Dessoir (Ludwig), een uitstekend Duitsch tooneelspeler, werd geboren in Posen in 1810, zag zich in 1825 aldaar als bediende aan den schouwburg geplaatst, en trad weldra ook op in rollen van ondergeschikten aard. Toen zijn eerste begunstiger, de directeur van den schouwburg te Posen, bankroet maakte, vond Dessoir een engagement te Spandau bjj den directeur Krausnick, en hij vervulde destijds reeds rollen van minnaars, helden enz.

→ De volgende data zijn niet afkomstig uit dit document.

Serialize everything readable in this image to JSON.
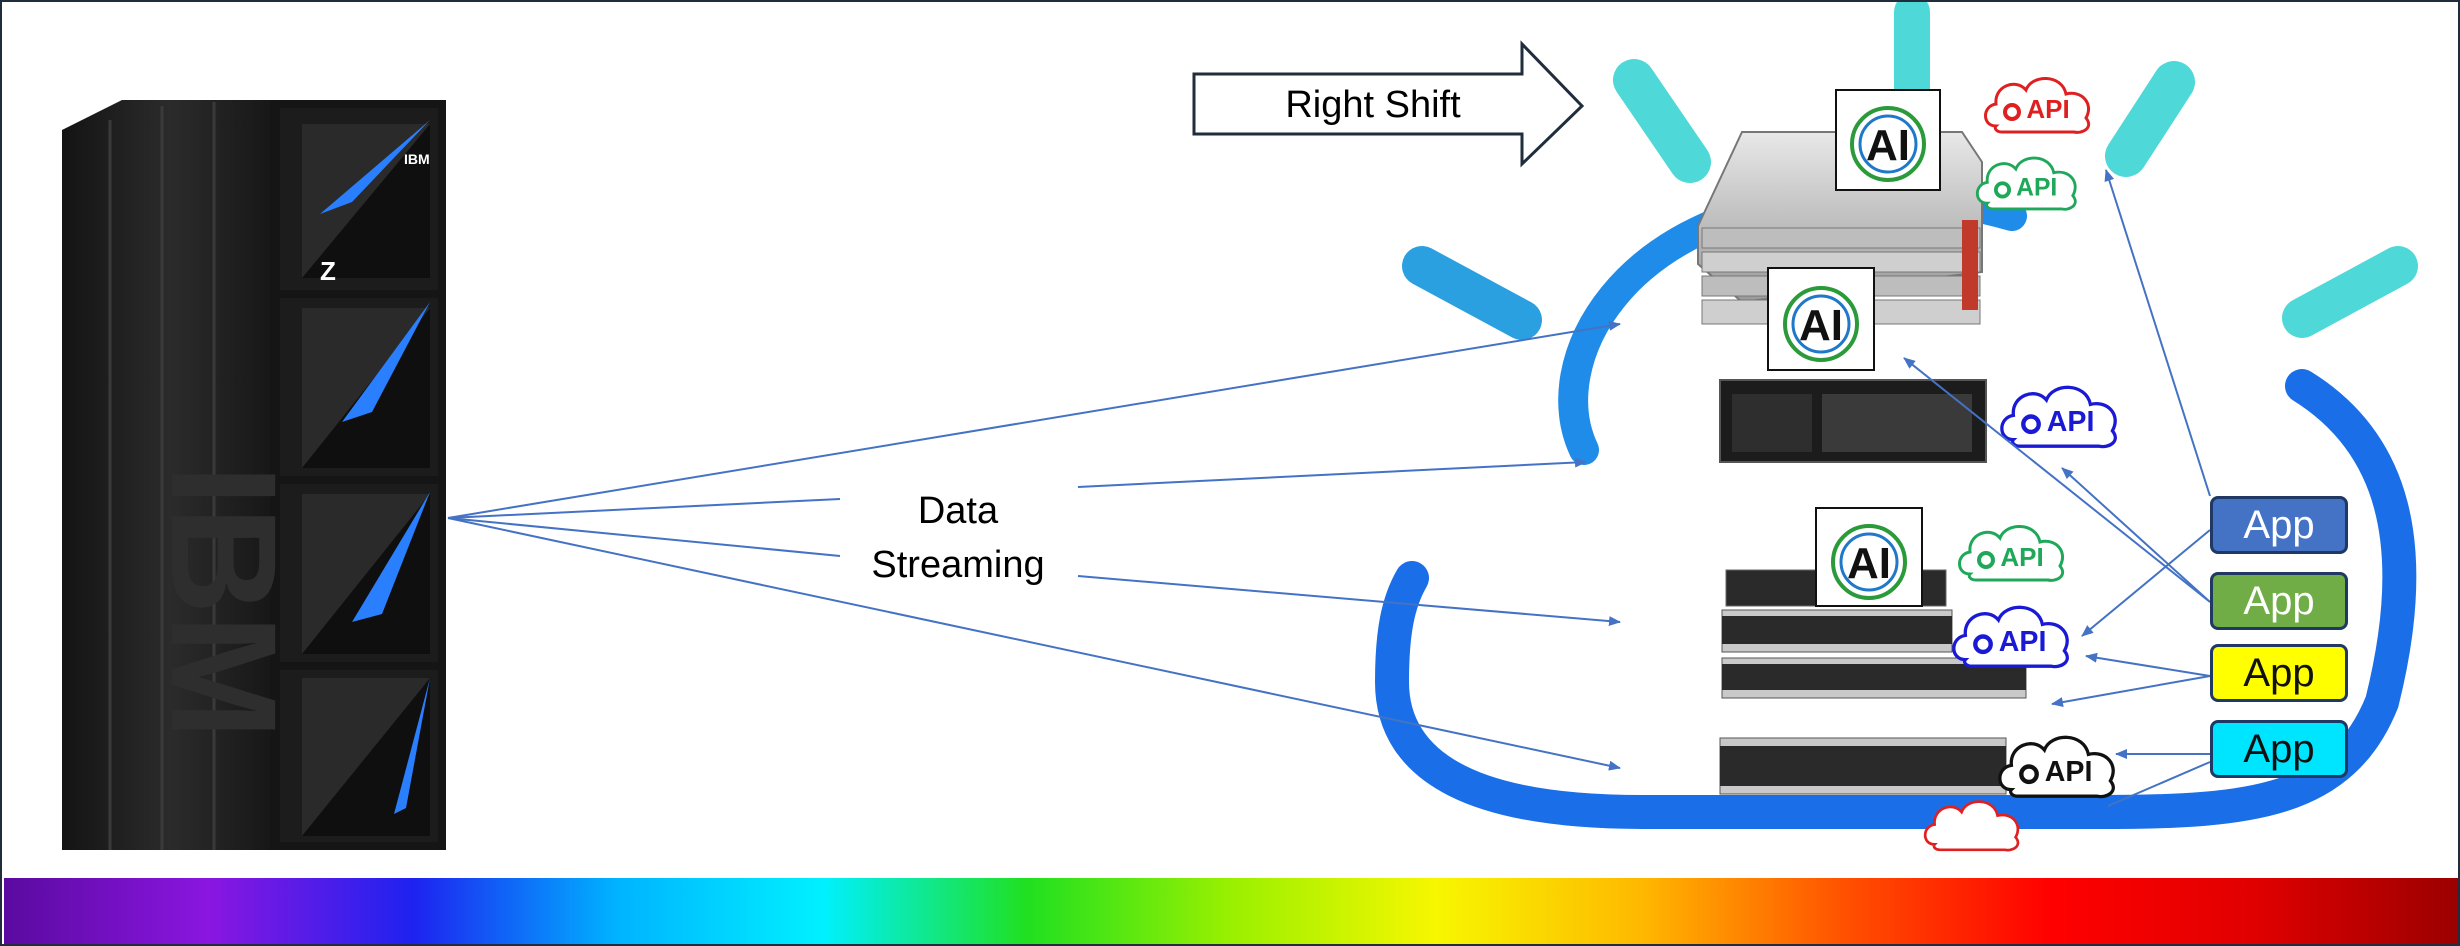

Met rondreizende tooneelgezelschappen bezocht hij Pommeren, Saksen en Silézië en verbond zich voorts aan den schouwburg te Lübeck, in 1831 aan dien te Wiesbaden, en in 1834 aan dien te Leipzig, waar hij met grooten bijval werd begroet. Hij trad voorts in het huwelijk met Therèse Beimann, eene uitstekende toneelspeelster, geboren te Berlijn in 1812, en het jonge paar begaf zich naar Breslau, waar het aanstonds de gunst verwierf van het publiek, Na twee jaar echter werd het huwelijk ontbonden, en Dessoir begon een zwervend leven te leiden, totdat hij te Pesth een voordeelig engagement vond, terwijl hij van 1839 tot 1849 aan den hofschouwburg te Karlsruhe en na de opheffing van dezen aan dien te Berlijn nieuwe lauweren oogstte.
Hij schittert vooral in de heldenrollen der treurspelen van Schiller en Göthe, alsmede in de karakterrollen der drama’s van Shakspere, van Halm (Der Fechter von Ravenna), van Brachvogel (Narcisz), enz. — Zijn zoon Ferdinand, geboren te Breslau in 1835, bezit desgelijks groote gaven voor de dramatische kunst en is, even als de vader, aan den hofschouwburg te Berlijn geplaatst. — Diens moeder Therese Dessoir, geboren Reimann, was na hare echtscheiding aan verschillende schouwburgen werkzaam, — het laatst te Mannheim, waar zij in den nacht van den 7den op den 8sten April 1866 overleed.